I am reasonably single-minded. I would much rather see it unused to the point where the commercial rent is low enough to allow a wider range of potential operators to consider these units.

Even if the application is successful, the forces of supply and demand will most definitely play their part and the place will go bust, as it's been the case with Sira and Izmir - the 2 new entrants to the Green Lanes kebab market. 

Unless, what's behind it is the truly invisible hand that keeps a few other places on the high street open despite perennial lack of demand... 

Oooh, be careful Kotkas, the resident super hero knight in  shining armour will be along to defend the honour of all the wonderful business owners of Green Lanes, wouldn't want to impugn their reputations.

I certainly relate to your view Kotkas. I just don't like the empty units.

To confirm your question in the below there was (maybe still is) a building company's sign up over the door so unless they snuck a bit of free advertising it's certainly been going on a while.

Thank you Hugh. The link is here if anyone would like to comment, as the consultation period is open.

http://www.planningservices.haringey.gov.uk/portal/servlets/Applica...

thanks Costa - hopefully this will get the comments it deserves - I will add mine in due course but was astonished to see some have said that works have been ongoing for weeks... 

I really hope the council reject this and help other more varied and useful businesses to take it.

There's too much charcoal fumes and litter being pumped into our environment as it is as well as all the extra traffic coming in.

Please no

While I agree that we've probably got more than enough restaurants on Green Lanes, it's a bit depressing that the latest non-food opening was a private dentistry and teeth-whitening outfit in the old Nationwide premises rather than anything more generally useful. (I think Savers was the last shop to open stocking goods with broader appeal.)

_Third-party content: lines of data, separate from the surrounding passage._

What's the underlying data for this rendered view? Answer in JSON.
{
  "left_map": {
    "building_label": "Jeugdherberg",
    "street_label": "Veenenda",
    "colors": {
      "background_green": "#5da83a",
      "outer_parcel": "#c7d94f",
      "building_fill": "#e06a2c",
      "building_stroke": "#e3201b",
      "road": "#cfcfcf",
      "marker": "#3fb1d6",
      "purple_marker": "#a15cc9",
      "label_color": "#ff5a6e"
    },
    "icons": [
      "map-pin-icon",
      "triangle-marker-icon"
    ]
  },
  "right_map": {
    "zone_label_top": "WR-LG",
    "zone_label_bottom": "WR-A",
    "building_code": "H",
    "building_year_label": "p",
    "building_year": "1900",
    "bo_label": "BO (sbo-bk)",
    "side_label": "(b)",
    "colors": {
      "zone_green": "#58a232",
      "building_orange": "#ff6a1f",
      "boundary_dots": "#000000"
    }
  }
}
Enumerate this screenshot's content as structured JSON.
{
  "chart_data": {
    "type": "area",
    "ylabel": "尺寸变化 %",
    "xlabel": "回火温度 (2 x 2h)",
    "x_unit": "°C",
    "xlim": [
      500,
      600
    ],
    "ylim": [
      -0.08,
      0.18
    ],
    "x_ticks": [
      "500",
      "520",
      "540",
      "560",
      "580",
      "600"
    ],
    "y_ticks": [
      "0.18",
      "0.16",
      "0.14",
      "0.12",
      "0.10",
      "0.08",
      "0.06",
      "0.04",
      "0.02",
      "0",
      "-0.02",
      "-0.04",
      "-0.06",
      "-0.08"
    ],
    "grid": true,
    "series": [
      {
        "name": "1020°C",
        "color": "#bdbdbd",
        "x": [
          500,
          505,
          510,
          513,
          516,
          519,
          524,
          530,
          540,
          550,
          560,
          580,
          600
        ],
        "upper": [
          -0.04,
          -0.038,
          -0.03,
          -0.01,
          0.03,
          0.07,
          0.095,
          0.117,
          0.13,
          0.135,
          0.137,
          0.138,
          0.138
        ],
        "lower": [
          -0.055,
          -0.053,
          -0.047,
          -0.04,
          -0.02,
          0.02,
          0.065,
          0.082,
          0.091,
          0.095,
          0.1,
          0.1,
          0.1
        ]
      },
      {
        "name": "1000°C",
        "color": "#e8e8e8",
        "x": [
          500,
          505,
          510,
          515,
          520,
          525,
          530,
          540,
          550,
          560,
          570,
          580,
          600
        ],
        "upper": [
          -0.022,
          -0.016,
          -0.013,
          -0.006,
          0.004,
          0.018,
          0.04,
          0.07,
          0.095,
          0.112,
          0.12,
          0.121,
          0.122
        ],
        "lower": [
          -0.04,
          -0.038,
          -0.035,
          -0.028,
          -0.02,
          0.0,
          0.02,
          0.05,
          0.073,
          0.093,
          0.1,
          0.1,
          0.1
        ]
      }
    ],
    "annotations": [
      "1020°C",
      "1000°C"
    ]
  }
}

I've just been in France and Spain and yet again marvelled at the variety of small, owner-occupied shops and businesses on major streets, even in cities such as Madrid or Paris. What is it about continental Europe's property market that means small businesses can survive in high streets there, rather than the typical UK pattern of chains, expensive fast-food shops and short-term, high-turnover outlets like mobile phone repairers and nail bars? Our stretch of GL has few of the latter, but still seems unable to sustain businesses such as the carpet shop that used to exist near the Salisbury. Is it rents, pension fund property owners or Amazon? Of course, the developers of the Hawes & Curtis site promised an NHS health centre at street level, but should we be holding our breath for that?